だから、たまに意識してるのかしていないのか、こうして不意打ちをくらうとどうにもうろたえてしまっていけない。

・・・正直に言えば、昨今は貴族の婚約者同士でももっと深い中になっているカップルはいくらでもいる。俺だってもっとキアラに触れたい、深い中になりたいと思ったことは何度もあった。
故にガードの固いキアラに父からの言いつけがあった旨を聞いたときは涙で枕を濡らしたものだ。まぁリュートが起こしたような下半身事情で何か問題を起こすよりは、節度ある行動に徹したほうがまだいいだろうと最近は思うようになったが。

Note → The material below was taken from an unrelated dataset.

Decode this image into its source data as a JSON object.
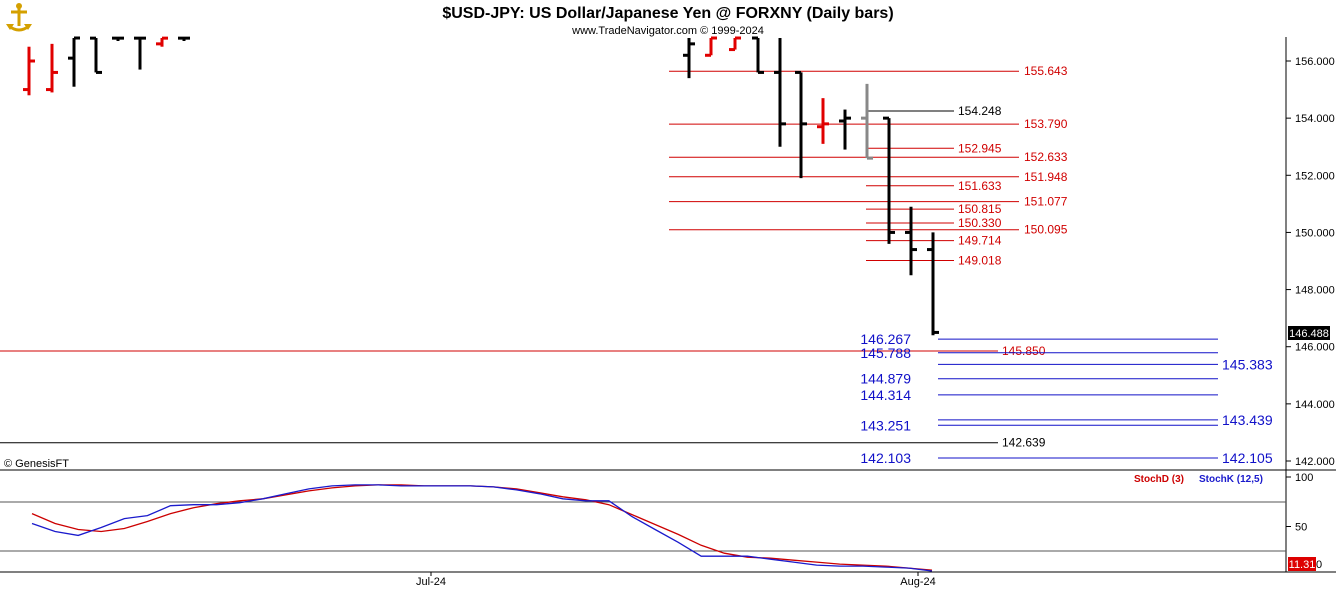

後1年。後1年で俺は成人になり、そうなると正式に家督を継いで辺境伯になることになる。
そうして準備を整えているうちに更に1年弱で俺と同じくキアラが成人する。そこで俺達は結婚することになっていた。
きっかけは政略結婚であるが、俺はキアラのことを一人の女性として想っているし、彼女も俺のことは・・・態度からは微妙にわかりづらいが悪くは思ってないはずだ。きっと・・・ないはずだ。

ガタン

話をしているうちにハルトマン邸に到着したようで馬車が停車した。
俺はエスコートのためにスッと手を差し出し、キアラがそれを手に取る。

俺たちはアーヴィガとシーアと幼馴染4人で久しぶりに会ってお茶会をする。日頃の悩みも疲れも立場もそのときだけは忘れてリラックスできる。俺はキアラと二人でいる時間も大事にしているが、昔からこの4人の時間も大好きだった。
俺とキアラが結婚しても、皆が多忙になって頻度は落ちても、変わらずに4人でこうして会うことが出来たらいいなと思った。



だが、そんなささやかな願いを踏みにじり蹂躙する黒い影は、このとき静かに確実に迫っていた。